Die wahren Abenteuer sind im Kopf

Vier neue Ausstellungen im Künstlerhaus Palais Thurn & Taxis.
Bregenz Die Berufsvereinigung Bildender Künstlerinnen und Künstler Vorarlbergs öffnet nach der Sommerpause ihre Pforten. Gezeigt werden Positionen von Kirsten Borchert, Regina Zachhalmel, Eric Kressnig und Lucas Dietrich. Dietrich, 1978 in Vorarlberg geboren, lebt und arbeitet in Berlin und präsentiert unter dem Titel “100 Heads” einen Querschnitt gezeichneter und gemalter Köpfe, die in den letzten zehn Jahren entstanden sind.

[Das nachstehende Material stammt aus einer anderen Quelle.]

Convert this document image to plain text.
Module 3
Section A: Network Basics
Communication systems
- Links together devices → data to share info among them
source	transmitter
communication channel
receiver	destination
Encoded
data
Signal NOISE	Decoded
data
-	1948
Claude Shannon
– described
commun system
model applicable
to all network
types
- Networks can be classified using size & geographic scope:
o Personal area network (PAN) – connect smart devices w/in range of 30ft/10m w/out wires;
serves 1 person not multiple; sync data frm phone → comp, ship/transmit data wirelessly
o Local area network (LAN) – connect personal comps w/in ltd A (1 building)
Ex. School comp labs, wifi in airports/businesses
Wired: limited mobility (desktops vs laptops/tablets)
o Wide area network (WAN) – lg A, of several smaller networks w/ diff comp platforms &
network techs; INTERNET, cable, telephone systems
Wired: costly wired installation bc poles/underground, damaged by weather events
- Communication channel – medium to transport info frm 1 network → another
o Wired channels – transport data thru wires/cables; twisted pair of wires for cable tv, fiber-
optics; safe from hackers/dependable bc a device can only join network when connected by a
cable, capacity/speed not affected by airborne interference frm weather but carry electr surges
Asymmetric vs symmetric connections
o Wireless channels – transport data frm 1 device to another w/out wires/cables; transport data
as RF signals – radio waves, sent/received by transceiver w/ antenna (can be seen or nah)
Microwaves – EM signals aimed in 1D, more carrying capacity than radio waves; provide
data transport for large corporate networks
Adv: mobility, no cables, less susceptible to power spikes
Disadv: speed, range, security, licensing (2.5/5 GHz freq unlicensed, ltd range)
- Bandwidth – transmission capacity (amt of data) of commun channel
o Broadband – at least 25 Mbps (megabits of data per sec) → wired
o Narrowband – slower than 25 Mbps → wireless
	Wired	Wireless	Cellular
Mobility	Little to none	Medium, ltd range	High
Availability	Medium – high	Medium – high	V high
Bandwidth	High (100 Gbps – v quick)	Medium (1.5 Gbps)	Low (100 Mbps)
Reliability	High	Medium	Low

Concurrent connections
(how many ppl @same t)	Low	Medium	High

Ein Sammelsurium der besonderen Art, mal genügen einzelne Tuschestriche, mal die ganze Farbpalette pastos aufgetragener Acrylfarben, dann wieder collagiert und sogar animiert. Dem Betrachter eröffnet sich ein schier unerschöpfliches Reservoir an Farben und Formen, leichtfüßig, plakativ und spielerisch, ungemein musikalisch, oszillierend zwischen den Masken eines James Ensor und den Porträts eines Arcimboldo; eine Partitur für die Sinne, die Lust auf mehr macht.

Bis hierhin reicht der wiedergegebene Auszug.